Corey Robin, em artigo sobre as afinidades entre Nietzsche e Hayek, afirma que o economista austríaco admite a necessidade das “decisões de uma elite governante” com antidoto às trapalhadas da malta ignara. Nas páginas do famoso livro The Road to Serfdom, Hayek escreve: “O empregador e o indivíduo independente estão empenhados em definir e redefinir seu plano de vida, enquanto os trabalhadores cuidam, em grande medida, de se adaptar a uma situação dada”. Ao trabalhador de Hayek faltam responsabilidade, iniciativa, curiosidade e ambição. É um perdedor.
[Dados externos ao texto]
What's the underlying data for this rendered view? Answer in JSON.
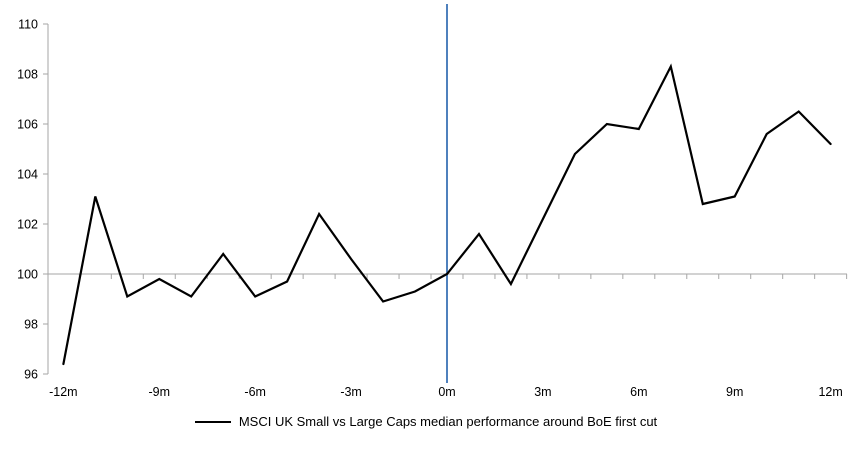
{
  "page": {
    "background": "#ffffff",
    "text_color": "#000000"
  },
  "chart_data": {
    "type": "line",
    "title": "",
    "xlabel": "",
    "ylabel": "",
    "x": [
      -12,
      -11,
      -10,
      -9,
      -8,
      -7,
      -6,
      -5,
      -4,
      -3,
      -2,
      -1,
      0,
      1,
      2,
      3,
      4,
      5,
      6,
      7,
      8,
      9,
      10,
      11,
      12
    ],
    "series": [
      {
        "name": "MSCI UK Small vs Large Caps median performance around BoE first cut",
        "color": "#000000",
        "values": [
          96.4,
          103.1,
          99.1,
          99.8,
          99.1,
          100.8,
          99.1,
          99.7,
          102.4,
          100.6,
          98.9,
          99.3,
          100.0,
          101.6,
          99.6,
          102.2,
          104.8,
          106.0,
          105.8,
          108.3,
          102.8,
          103.1,
          105.6,
          106.5,
          105.2
        ]
      }
    ],
    "x_tick_positions": [
      -12,
      -9,
      -6,
      -3,
      0,
      3,
      6,
      9,
      12
    ],
    "x_tick_labels": [
      "-12m",
      "-9m",
      "-6m",
      "-3m",
      "0m",
      "3m",
      "6m",
      "9m",
      "12m"
    ],
    "y_ticks": [
      96,
      98,
      100,
      102,
      104,
      106,
      108,
      110
    ],
    "ylim": [
      96,
      110
    ],
    "xlim": [
      -12.5,
      12.5
    ],
    "baseline_value": 100,
    "event_line": {
      "x": 0,
      "color": "#4f81bd"
    },
    "axis_color": "#a6a6a6",
    "grid": false,
    "legend_position": "bottom"
  }
}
Por isso, nos escritos político-jurídicos, Hayek não hesita em escolher o liberalismo diante dos riscos da democracia. “Há um conflito irreconciliável entre democracia e capitalismo – não se trata da democracia como tal, mas de determinadas formas de organização democrática… Agora tornou-se indiscutível que os poderes da maioria são ilimitados e que governos com poderes ilimitados devem servir às maiorias e aos interesses especiais de grupos econômicos. Há boas razões para preferir um governo democrático limitado, mas devo confessar que prefiro um governo não democrático, limitado pela lei, a um governo democrático ilimitado (e, portanto, essencialmente sem lei).”
O poeta e crítico literário Anis Shivani reconhece que as leis do Imperium conseguiram submeter os mais frágeis. “Em vez de reivindicarem a proteção social como um direito legítimo, os cidadãos sentem-se culpados, vexados e deprimidos por sua dependência dos programas governamentais.”
Convencidos de sua liberdade, os indivíduos livres entregam seu destino aos grilhões da concorrência e às ilusões da meritocracia. Transtornados por suas culpas, os perdedores acomodam-se aos suplícios da exclusão e da desigualdade.